Sword of the Yue Maiden
- Book cover
- Author: Jin Yong
- Original title: 越女劍
- Language: Chinese
- Genre: Wuxia
- Publisher: Ming Pao
- Publication date: 1970
- Publication place: Hong Kong
- Media type: Print
- Followed by: Demi-Gods and Semi-Devils

= Sword of the Yue Maiden =

1970 wuxia novel by Jin Yong

}
Sword of the Yue Maiden, alternatively translated as Yue Maiden's Sword, is a wuxia novelette by Jin Yong (Louis Cha) based on the legend of Yuenü. It was first serialised in January 1970 in the Hong Kong newspaper Ming Pao Evening Supplement. Although this is the last wuxia short work by the author, its historical setting, in the fifth century BC during the Spring and Autumn period, is chronologically the earliest among Jin Yong's works.

== Plot summary ==
The story is set in southern China in the fifth century BC during the Spring and Autumn period against the backdrop of the conflict between the states of Wu and Yue. A team of Wu swordsmen defeats the best swordsmen in Yue. Fan Li, an adviser to King Goujian of Yue, discovers Aqing, a highly skilled swordswoman, and gets her to defeat the Wu swordsmen.

It is revealed that Aqing learned her skills while playing mock sword duels with a white gibbon. Fan Li engages Aqing to train the Yue soldiers in swordsmanship and gradually falls in love with her. King Goujian of Yue finally defeats his rival, King Fuchai of Wu, after enduring hardship and humiliation.
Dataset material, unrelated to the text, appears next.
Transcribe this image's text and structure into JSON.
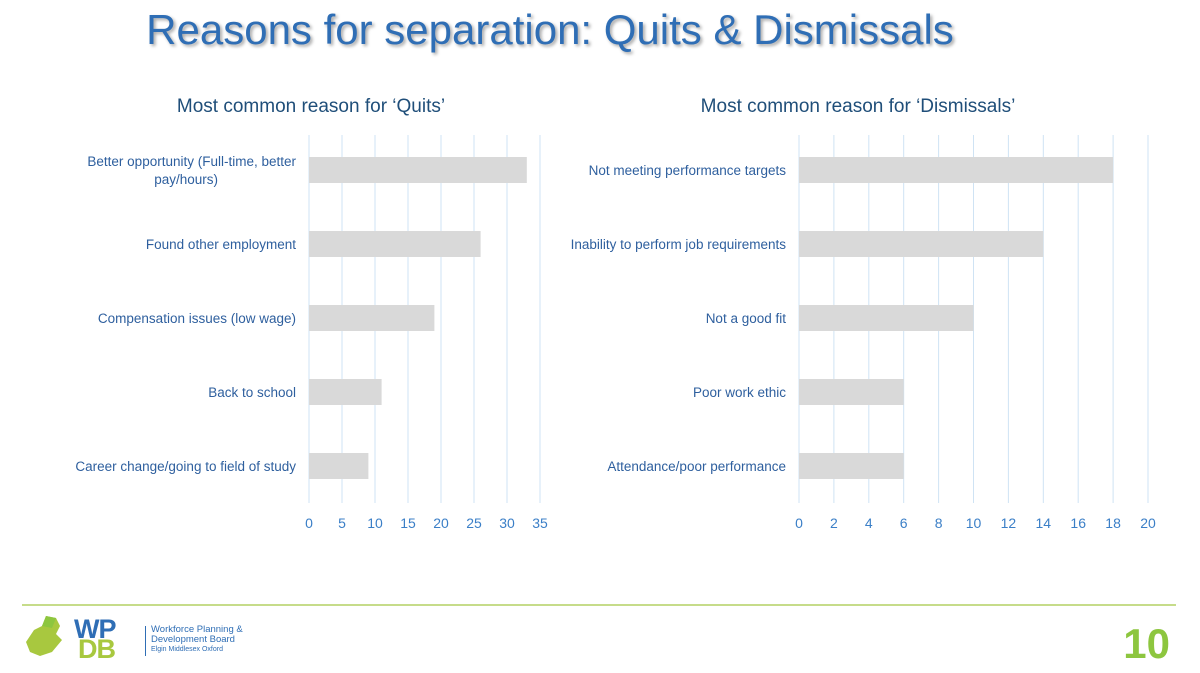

Fan Li is reunited with his lover Xi Shi, who had earlier been sent as a concubine to Fuchai. Out of jealousy, Aqing intends to kill Xi Shi upon seeing her. However, when she sees Xi Shi for the first time, she is so taken aback by her beauty and accidentally hurts Xi Shi with her neigong while thrusting her sword towards Xi Shi, even though the blade did not touch Xi Shi at all. Xi Shi clutches her bosom in pain, and the expression on her face is described as "so beautiful that it will take away the soul of any man who looks upon her". This is the origin of the Chinese phrase "Xi Shi clutching her bosom", which refers to a woman's beauty being enhanced when she is in a state of distress or agony.

== Adaptations ==
In 1986, Hong Kong's ATV produced a 20-episode television series The Supersword Lady based on the novel, starring Moon Lee as Aqing.